James enjoyed a brilliant all-round game, posting a triple-double with 26 points, 11 rebounds and a game-high 13 assists and was named most valuable player (MVP) of the series as he finally won an NBA crown in his third trip to the finals.
As the clock ran down, James joined in with the deafening celebrations in the American Airlines Arena from the sidelines, jumping and waving as he roared along with the fans with a beaming smile as the seconds ticked away.
"This means everything," he said after handing off the golden NBA Championship trophy to accept the MVP award from Boston Celtics great Bill Russell as confetti rained down from the rafters.
"This is the happiest day of my life."
The 27-year-old James was dominant throughout the series but in the Game Five clincher, he had help from all his cohorts.
Six Heat players scored in double figures, including Chris Bosh with 24 and reserve Mike Miller with 23, who went 7-of-8 from beyond the three-point arc in a spectacular display of shooting for the Heat.
Miami's confidence soared as the game went on, as they made a sizzling 14-of-26 three-pointers to tie the record for most long-range baskets in an NBA Finals game.
The Heat led 31-26 after the first quarter, extended the lead to 10 by halftime and then used a blitz of 16 points in a row in the third quarter to open up a massive 25-point lead that sent the rowdy, standing-room only crowd into early delirium.
Three-times NBA scoring champion Kevin Durant led the young Thunder team with 32 points with Russell Westbrook and James Harden adding 19 points apiece for the losers.
James, three-times league MVP, gave Durant a long embrace as the buzzer sounded to end the game and the series.
"I'd like to congratulate the Miami Heat," Thunder coach Scott Brooks said. "They did a fantastic job.

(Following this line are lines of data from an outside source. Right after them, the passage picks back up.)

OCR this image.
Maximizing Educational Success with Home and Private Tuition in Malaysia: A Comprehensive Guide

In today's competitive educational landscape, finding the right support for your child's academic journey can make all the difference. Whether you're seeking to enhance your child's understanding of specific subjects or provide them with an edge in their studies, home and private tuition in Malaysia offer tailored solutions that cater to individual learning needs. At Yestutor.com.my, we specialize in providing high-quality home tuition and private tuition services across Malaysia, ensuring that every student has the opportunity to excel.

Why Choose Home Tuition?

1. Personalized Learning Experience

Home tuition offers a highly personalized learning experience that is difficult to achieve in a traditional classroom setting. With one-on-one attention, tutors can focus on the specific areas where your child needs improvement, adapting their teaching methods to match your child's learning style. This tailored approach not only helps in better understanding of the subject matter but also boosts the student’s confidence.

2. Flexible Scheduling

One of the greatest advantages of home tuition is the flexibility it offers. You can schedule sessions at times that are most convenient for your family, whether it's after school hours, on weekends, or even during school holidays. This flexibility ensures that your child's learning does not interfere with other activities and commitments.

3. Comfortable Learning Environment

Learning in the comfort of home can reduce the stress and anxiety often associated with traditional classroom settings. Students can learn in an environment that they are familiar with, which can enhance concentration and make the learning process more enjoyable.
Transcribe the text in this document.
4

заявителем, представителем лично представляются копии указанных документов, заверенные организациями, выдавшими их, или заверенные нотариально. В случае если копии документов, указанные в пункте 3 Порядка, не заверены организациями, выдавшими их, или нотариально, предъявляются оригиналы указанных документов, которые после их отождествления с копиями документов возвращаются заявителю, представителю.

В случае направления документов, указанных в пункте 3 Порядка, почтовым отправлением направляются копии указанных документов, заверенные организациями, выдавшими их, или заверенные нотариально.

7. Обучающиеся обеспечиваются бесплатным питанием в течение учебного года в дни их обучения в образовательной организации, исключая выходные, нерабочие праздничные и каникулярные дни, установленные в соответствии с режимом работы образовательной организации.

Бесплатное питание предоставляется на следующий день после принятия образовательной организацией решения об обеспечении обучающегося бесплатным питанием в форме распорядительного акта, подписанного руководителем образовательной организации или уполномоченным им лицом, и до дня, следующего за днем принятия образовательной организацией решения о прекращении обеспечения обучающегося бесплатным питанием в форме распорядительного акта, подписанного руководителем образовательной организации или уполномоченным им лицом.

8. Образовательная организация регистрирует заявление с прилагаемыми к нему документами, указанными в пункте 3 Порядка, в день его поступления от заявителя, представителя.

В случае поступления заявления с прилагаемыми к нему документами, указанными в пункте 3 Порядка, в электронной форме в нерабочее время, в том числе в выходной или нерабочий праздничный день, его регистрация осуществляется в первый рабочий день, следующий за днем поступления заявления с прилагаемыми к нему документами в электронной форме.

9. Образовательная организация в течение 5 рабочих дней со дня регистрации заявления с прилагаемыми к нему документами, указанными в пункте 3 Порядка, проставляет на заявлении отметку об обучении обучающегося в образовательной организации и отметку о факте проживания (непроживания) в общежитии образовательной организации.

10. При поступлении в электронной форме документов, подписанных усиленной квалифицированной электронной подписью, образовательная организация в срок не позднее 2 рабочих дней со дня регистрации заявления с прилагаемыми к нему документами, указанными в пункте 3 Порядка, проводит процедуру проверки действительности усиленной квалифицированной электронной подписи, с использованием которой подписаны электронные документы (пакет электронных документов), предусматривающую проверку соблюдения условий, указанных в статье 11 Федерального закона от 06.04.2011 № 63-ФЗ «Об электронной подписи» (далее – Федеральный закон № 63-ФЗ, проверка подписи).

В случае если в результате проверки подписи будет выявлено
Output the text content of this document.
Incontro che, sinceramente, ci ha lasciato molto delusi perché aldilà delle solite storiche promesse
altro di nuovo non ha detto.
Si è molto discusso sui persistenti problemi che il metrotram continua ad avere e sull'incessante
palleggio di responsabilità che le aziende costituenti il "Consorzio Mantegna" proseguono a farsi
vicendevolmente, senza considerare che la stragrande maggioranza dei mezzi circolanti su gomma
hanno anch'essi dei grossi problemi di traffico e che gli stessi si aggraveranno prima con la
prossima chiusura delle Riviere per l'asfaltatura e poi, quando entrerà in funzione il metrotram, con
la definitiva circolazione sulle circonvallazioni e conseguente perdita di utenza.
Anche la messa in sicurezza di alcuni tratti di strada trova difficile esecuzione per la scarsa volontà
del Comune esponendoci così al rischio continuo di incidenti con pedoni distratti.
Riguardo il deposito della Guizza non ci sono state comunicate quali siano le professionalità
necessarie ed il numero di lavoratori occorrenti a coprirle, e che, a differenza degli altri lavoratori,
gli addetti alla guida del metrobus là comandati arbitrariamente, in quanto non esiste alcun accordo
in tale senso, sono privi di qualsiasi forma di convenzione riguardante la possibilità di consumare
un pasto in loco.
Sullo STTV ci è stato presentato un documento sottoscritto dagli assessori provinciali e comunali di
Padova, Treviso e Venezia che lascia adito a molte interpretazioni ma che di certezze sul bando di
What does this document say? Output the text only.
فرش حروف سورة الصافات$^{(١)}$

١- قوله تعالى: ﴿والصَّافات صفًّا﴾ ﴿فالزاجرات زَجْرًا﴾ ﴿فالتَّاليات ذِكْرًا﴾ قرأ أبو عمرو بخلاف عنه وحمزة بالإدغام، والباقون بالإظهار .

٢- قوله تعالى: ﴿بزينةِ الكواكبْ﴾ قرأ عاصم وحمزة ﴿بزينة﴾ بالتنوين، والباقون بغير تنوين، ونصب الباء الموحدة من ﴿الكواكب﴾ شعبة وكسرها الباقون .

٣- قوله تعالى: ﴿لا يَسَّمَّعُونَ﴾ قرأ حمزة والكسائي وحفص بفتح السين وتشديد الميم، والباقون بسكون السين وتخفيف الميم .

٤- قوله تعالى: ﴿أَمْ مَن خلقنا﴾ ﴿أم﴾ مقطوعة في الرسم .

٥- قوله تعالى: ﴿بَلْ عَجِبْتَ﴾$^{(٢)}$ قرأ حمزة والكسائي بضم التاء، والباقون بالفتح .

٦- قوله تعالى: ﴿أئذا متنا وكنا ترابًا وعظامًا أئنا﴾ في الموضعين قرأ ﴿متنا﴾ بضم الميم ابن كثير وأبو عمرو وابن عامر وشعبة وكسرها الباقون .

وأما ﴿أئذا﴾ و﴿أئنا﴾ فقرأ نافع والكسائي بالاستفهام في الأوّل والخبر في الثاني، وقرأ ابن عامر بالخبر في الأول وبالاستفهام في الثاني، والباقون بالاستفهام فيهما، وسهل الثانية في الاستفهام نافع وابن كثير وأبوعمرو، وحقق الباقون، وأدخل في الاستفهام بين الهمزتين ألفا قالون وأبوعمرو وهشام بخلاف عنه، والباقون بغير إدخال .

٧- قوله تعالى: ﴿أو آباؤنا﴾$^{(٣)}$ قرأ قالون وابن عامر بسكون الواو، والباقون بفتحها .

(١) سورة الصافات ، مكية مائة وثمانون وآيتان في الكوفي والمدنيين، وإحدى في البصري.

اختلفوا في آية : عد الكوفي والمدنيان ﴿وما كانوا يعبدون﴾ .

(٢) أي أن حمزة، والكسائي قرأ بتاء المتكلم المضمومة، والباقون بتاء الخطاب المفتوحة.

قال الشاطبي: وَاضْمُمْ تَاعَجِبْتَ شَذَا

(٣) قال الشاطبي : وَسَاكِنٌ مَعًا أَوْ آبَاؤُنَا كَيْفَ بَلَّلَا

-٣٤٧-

We ran into a team that was tough to beat tonight."
It was Miami's second NBA title following a 2006 triumph and erased the bitter taste of a six-game defeat by the Dallas Mavericks in last year's Finals.
James averaged 28.6 points, 10.2 rebounds and 7.4 assists in the series for Cleveland, who were swept in four games in 2007 by the San Antonio Spurs, and then lost in six to the Dallas Mavericks last season.
"Losing the finals last year put me back in place, it humbled me a lot," said James, before succumbing to the excitement. "It's about damn time!"
Heat coach Erik Spoelstra said coming back to win the title this year was gratifying.
"We remember last year, we wanted to make up for last year," the coach said. "We had confidence in what we could do."
Dwyane Wade, who was MVP of the championship series in 2006 when the Heat won their first NBA title, said: "We had so much pain, so much pain, so much embarrassment from last season.
"Nothing had to be said. We were on a mission and that mission was not completed until tonight."
The Thunder, the second youngest team by average age to compete in an NBA Finals, had battled the Heat through to the finish of each of the first four games but were overwhelmed in the end by the determined home team.
"It hurts. It hurts, man," said the 23-year-old Durant. "It just hurts to go out like this. We made it to the Finals, which was cool for us, but we didn't want to just make it there."
Oklahoma City coach Scott Brooks said he was proud of his team.
"I just told the guys, we didn't win a championship this year, but they gave it a championship effort all season long. It's something I'm proud of. I love our guys."